His appearance was announced last Friday, February 10 by deputy Majority Leader, Alexander Kwamena Afenyo-Markin, when he presented the Business Statement for this week to the House.
Speaker of Parliament, Alban Bagbin ordered the minister to appear before the House following calls by Minority MPs for Ofori-Atta to furnish the House with details of the programme.
The MPs, argued that it was unacceptable for parliament and the general public not to have been furnished with the full details of the DDEP, a situation they say continues to fuel anxiety about the exercise.
Governmrnt announces 85% subscription rate for DDEP
Ghana is currently hoping to secure an International Monetary Fund (IMF) bailout to help save the economy from collapse amid rising inflation, rapid depreciation of the cedi against the US dollar and credit downgrades by international rating agencies.
Government earlier this week announced that the conclusion of subscription towards the Domestic Debt Exchange Programme (DDEP) which saw an 85% official subscription rate.
The DDEP is said to be a core condition that could help Ghana get approval of the IMF board for a US$3 billion facility after a Staff-Level Agreement was reached last December.
The DDEP was dogged by controversies from demands by various groups demanding exemption from the programme.
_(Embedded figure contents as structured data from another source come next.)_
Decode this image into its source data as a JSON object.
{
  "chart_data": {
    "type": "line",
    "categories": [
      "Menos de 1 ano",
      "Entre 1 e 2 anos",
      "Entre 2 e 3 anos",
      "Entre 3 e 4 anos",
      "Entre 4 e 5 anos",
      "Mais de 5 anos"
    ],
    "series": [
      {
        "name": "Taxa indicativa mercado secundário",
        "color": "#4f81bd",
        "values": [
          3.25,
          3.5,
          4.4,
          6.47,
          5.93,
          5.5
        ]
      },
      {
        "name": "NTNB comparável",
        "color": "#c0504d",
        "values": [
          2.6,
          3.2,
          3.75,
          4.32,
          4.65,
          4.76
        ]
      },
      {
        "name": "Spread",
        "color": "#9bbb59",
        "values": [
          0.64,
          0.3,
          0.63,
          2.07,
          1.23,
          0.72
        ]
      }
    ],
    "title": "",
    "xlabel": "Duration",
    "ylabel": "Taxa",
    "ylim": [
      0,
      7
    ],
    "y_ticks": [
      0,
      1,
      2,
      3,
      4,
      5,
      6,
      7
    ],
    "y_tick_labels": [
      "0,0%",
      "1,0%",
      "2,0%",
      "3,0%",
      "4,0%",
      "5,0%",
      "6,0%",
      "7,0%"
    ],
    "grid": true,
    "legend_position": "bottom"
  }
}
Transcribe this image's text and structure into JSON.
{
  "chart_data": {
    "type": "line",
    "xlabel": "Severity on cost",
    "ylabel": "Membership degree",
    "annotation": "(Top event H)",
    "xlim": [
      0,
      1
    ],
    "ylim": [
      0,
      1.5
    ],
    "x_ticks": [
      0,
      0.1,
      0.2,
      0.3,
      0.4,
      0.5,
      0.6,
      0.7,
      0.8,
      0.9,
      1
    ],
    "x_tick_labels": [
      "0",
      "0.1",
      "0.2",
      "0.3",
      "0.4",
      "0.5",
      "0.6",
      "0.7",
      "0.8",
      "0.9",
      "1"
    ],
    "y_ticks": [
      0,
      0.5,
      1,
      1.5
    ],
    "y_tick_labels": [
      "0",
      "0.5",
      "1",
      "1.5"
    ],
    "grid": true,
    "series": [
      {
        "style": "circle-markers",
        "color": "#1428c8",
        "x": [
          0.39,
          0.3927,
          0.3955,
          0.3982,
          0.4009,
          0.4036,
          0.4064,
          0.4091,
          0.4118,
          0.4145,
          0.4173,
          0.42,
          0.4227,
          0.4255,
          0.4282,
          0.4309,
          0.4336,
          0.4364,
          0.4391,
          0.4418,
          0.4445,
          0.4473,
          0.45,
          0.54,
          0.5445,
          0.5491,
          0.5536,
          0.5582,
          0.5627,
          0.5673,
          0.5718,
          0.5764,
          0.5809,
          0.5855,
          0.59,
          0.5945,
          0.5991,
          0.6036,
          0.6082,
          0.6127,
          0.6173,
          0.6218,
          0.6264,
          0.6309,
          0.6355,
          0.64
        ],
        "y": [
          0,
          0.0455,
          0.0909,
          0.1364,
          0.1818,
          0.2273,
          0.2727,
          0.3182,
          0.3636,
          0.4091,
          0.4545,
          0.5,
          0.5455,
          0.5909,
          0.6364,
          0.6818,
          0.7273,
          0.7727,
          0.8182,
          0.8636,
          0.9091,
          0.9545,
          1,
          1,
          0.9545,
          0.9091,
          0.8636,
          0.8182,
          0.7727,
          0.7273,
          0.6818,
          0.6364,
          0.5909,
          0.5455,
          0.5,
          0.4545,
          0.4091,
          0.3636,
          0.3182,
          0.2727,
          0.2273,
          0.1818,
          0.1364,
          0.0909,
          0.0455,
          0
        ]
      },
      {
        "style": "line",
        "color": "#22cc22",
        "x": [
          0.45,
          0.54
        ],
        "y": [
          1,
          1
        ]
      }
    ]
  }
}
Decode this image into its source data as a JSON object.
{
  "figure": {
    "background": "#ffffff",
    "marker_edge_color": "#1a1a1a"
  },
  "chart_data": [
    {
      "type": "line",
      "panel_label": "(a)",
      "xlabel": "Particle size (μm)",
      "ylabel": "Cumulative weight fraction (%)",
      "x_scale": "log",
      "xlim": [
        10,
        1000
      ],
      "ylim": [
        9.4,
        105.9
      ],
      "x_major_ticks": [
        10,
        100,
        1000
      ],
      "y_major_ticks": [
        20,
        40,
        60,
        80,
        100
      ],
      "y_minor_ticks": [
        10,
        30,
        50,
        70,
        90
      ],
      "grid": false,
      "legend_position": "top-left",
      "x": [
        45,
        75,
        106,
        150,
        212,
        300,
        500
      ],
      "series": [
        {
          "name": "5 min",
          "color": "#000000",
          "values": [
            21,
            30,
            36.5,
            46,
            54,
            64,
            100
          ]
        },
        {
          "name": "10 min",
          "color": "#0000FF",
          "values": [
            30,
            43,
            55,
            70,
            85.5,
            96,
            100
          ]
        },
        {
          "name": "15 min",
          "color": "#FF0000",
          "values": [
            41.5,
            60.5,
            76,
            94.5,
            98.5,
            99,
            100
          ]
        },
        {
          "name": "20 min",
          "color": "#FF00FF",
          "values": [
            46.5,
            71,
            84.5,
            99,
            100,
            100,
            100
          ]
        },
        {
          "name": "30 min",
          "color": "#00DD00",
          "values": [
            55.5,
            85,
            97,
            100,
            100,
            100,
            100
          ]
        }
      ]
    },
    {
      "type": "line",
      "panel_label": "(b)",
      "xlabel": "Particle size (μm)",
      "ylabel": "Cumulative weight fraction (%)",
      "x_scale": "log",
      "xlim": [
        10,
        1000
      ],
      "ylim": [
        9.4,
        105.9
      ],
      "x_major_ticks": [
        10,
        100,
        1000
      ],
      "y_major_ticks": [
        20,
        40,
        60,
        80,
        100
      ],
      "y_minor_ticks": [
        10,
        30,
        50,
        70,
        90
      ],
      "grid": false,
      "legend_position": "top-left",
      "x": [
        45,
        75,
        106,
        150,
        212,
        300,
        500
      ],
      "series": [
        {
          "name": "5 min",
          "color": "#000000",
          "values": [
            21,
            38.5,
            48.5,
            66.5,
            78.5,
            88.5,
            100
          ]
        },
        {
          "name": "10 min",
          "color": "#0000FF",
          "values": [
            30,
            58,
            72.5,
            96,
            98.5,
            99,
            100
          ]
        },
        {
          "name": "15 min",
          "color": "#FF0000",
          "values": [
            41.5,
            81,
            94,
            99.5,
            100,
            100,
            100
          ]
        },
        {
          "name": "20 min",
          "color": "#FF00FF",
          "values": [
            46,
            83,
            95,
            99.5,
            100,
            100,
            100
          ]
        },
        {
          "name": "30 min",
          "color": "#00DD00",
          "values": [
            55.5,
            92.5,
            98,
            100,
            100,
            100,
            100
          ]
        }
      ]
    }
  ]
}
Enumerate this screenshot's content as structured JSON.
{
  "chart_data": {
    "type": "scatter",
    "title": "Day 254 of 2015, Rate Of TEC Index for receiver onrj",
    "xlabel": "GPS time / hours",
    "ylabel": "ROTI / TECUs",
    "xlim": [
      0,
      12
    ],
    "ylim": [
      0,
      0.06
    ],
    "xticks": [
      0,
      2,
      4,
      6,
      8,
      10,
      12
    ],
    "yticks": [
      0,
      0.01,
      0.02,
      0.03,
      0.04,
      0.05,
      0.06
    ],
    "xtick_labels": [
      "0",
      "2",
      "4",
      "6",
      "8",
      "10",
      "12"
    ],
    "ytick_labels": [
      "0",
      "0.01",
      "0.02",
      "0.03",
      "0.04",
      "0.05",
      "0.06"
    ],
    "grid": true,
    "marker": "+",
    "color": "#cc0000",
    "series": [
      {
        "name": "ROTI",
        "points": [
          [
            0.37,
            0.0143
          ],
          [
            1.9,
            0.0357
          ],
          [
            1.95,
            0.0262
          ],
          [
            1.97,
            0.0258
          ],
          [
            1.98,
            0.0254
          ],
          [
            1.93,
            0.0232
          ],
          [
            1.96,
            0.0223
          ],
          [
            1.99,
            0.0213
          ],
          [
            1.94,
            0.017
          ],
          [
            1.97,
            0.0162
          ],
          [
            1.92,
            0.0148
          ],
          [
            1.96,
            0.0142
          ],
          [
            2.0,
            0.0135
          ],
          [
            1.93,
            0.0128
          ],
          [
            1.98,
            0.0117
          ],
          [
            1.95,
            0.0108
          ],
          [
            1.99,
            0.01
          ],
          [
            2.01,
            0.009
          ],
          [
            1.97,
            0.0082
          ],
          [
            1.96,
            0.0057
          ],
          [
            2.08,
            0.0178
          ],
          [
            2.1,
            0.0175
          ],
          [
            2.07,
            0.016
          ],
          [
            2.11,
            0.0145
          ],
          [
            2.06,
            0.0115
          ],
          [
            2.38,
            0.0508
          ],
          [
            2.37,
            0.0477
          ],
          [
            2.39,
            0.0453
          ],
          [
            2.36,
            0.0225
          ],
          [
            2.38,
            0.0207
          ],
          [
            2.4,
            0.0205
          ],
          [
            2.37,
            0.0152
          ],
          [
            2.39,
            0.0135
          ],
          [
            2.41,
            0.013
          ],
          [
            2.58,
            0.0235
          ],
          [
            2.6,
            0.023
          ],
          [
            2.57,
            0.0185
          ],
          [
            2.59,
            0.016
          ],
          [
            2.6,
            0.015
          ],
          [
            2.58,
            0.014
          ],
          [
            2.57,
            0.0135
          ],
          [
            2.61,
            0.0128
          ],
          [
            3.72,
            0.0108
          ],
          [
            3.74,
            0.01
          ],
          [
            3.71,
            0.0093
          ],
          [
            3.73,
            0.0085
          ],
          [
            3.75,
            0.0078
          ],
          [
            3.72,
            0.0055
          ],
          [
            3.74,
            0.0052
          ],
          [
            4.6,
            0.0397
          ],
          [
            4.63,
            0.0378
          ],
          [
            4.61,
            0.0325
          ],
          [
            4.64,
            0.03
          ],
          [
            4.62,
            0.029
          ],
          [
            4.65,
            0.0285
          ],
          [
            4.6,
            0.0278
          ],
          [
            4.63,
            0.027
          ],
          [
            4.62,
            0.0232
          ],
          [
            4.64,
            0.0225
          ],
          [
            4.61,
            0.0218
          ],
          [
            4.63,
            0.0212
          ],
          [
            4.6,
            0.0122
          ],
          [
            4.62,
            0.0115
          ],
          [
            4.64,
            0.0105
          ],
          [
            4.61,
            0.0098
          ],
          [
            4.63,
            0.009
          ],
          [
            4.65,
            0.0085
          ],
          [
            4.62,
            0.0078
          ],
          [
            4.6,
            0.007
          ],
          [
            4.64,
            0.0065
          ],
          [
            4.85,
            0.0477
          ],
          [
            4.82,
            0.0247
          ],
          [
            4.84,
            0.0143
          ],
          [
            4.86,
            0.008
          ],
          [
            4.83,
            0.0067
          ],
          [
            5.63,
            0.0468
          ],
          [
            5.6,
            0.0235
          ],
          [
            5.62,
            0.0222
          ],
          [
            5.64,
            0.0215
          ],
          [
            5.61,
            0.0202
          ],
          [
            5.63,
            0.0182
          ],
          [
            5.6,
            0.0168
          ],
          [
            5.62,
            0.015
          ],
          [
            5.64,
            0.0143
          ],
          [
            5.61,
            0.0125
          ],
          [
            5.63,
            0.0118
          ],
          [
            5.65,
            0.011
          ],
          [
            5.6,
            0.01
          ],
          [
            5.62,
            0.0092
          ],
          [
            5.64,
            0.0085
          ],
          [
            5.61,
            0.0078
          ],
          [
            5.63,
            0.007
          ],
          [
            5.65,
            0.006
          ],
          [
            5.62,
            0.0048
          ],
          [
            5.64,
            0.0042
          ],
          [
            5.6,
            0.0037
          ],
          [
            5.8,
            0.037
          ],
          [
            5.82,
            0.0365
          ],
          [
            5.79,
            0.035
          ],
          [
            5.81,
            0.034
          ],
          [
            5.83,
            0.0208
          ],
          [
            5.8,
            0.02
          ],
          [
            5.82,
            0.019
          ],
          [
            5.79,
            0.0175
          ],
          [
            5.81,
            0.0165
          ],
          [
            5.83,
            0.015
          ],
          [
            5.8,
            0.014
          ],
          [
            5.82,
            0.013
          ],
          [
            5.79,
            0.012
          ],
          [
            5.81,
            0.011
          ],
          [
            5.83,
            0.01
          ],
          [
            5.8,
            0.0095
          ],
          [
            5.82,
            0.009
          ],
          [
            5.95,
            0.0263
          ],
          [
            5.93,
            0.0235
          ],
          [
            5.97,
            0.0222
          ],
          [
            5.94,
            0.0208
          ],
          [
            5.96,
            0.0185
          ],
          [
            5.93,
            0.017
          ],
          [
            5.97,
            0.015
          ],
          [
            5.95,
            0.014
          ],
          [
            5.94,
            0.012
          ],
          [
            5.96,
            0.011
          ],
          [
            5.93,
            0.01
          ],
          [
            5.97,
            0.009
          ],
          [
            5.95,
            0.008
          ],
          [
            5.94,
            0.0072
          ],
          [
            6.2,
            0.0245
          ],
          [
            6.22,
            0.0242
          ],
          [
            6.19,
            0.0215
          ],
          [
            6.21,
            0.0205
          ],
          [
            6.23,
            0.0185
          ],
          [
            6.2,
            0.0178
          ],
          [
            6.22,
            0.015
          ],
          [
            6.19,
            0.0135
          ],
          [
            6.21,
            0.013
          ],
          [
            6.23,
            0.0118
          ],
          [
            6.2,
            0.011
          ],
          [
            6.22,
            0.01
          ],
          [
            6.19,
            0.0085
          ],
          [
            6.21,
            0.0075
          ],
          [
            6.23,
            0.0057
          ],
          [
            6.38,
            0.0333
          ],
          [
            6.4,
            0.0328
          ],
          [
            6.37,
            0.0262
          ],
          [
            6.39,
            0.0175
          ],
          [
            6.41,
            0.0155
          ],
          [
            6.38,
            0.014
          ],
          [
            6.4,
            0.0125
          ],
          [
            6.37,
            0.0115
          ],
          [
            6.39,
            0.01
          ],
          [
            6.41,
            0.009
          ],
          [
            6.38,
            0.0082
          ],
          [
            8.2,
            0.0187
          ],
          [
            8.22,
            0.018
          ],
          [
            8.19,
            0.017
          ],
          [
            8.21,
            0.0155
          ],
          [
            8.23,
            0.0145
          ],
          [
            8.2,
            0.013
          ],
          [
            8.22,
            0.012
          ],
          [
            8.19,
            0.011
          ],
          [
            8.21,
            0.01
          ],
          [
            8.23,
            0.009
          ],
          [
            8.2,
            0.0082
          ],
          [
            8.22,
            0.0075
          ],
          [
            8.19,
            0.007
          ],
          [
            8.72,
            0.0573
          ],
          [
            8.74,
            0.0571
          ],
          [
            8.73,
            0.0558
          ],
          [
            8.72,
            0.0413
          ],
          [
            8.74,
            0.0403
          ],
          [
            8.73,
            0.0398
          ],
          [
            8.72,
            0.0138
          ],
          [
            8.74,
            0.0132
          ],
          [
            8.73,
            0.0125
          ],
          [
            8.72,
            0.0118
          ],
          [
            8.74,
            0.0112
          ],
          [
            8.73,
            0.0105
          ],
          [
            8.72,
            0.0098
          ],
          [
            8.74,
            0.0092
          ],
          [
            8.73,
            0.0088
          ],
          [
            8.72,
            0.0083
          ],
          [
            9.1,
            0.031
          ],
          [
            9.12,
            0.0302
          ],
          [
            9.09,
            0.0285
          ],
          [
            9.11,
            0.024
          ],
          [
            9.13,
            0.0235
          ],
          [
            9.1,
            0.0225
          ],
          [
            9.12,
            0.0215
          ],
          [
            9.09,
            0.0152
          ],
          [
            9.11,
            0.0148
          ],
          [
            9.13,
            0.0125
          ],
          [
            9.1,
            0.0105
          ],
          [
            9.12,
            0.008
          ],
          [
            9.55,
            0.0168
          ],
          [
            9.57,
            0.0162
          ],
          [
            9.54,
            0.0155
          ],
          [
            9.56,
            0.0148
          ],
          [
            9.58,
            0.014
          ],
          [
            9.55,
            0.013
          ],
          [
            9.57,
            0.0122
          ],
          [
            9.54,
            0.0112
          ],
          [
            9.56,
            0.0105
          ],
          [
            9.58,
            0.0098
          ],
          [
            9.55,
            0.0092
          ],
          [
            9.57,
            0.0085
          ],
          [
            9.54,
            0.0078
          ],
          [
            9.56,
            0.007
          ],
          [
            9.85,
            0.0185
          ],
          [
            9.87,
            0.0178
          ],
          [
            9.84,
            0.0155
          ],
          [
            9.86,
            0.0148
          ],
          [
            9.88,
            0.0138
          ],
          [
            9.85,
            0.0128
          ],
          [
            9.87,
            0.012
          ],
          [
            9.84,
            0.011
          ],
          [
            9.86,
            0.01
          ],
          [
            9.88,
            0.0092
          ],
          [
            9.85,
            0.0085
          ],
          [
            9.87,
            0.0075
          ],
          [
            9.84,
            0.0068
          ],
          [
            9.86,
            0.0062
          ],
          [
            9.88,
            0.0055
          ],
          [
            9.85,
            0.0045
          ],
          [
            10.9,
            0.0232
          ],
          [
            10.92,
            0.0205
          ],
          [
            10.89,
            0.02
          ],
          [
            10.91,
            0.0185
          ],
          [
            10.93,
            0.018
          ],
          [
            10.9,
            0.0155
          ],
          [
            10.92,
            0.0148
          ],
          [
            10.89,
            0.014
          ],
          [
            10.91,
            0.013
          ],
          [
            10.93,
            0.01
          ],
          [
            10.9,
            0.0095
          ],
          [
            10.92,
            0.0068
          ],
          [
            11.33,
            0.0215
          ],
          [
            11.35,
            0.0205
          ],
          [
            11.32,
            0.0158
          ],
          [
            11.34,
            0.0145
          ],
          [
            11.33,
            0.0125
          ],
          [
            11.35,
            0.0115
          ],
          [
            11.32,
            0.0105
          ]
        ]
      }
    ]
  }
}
The ministry is still grappling with pensioner bondholders who are demanding they are formally exempted even though the minister insists they have automatically been exempted and that their coupons will be honoured when due.
Ablakwa champions cause to summon Ofori-Atta
MP for North Tongu, Samuel Okudzeto Ablakwa, had earlier noted that the government is acting contrary to what the finance minister had promised in the 2023 budget, announcing the details of the debt exchange programme before its implementation.
The failure, he said, has led to some challenges in its implementation, including the recent picketing by affected pensioners and individual bond holders at the ministry.
“Ghanaians are genuinely concerned about their life savings and investments, and this House is yet to be briefed. We have not debated this programme and yet the Ministry of Finance is going ahead to implement this debt exchange programme which they say is a condition for the ongoing IMF engagements.
“The Minister of Finance must appear before us and we must debate and agree exactly what should be the nature of this Domestic Debt Exchange Programme, who should be exempted and the implications – what are the full ramifications on the Ghanaian economy and on the affected citizens who are currently living in anguish, in pain and great anxiety,” he said in a social media post.